2. Form the mixture into small walnut-size balls (about 2 teaspoons of dough per ball). They may be a bit sticky, but don't add flour. Put them into a bowl, cover with plastic, and chill overnight.
3. In the bowl of a food processor, combine the walnuts, sugar, raisins, grated lemon peel and beaten egg white. Pulse to finely grind.
4. Heat the oven to 400 degrees. Roll out the balls on a well-floured board to make 4-by-3-inch rectangles.
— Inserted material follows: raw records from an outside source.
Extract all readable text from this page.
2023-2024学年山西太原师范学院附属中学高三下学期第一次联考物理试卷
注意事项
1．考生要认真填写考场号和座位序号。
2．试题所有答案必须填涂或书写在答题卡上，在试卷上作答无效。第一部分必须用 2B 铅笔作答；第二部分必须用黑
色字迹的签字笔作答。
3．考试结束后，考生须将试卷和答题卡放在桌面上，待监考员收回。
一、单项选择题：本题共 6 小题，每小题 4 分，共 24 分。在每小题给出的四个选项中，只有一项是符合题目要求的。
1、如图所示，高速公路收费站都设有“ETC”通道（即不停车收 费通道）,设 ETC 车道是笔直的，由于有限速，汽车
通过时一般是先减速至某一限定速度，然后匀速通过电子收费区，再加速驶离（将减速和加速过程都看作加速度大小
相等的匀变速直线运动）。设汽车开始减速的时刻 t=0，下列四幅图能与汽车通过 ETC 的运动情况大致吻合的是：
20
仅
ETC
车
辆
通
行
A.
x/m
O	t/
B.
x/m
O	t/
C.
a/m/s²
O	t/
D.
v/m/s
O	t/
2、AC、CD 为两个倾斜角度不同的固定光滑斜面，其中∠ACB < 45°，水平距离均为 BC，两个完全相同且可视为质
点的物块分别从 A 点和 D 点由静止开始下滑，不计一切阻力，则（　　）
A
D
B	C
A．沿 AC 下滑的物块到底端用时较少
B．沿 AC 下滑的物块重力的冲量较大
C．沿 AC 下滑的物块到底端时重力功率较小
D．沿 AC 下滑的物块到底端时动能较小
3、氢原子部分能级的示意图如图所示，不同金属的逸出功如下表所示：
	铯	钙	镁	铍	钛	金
Take a generous teaspoon of the nut mixture and form it into a pencil-shaped log, almost the length of the cookie dough. Place it along the edge of one of the wide sides of a rectangle and roll up the pastry around it. Form the pastry into a crescent shape and turn the ends under, sealing them closed. Continue this way until all the balls are made into crescents. The balls should remain cool. Should they become warm, keep them in the refrigerator until you are ready to make the next ball.
5. Bake until set, 15 to 20 minutes. Dust with powdered sugar while still warm.
Each of 2½ dozen cookies: 169 calories; 2 grams protein; 13 grams carbohydrates; 1 gram fiber; 13 grams fat; 6 grams saturated fat; 25 mg cholesterol; 7 grams sugar; 30 mg sodium.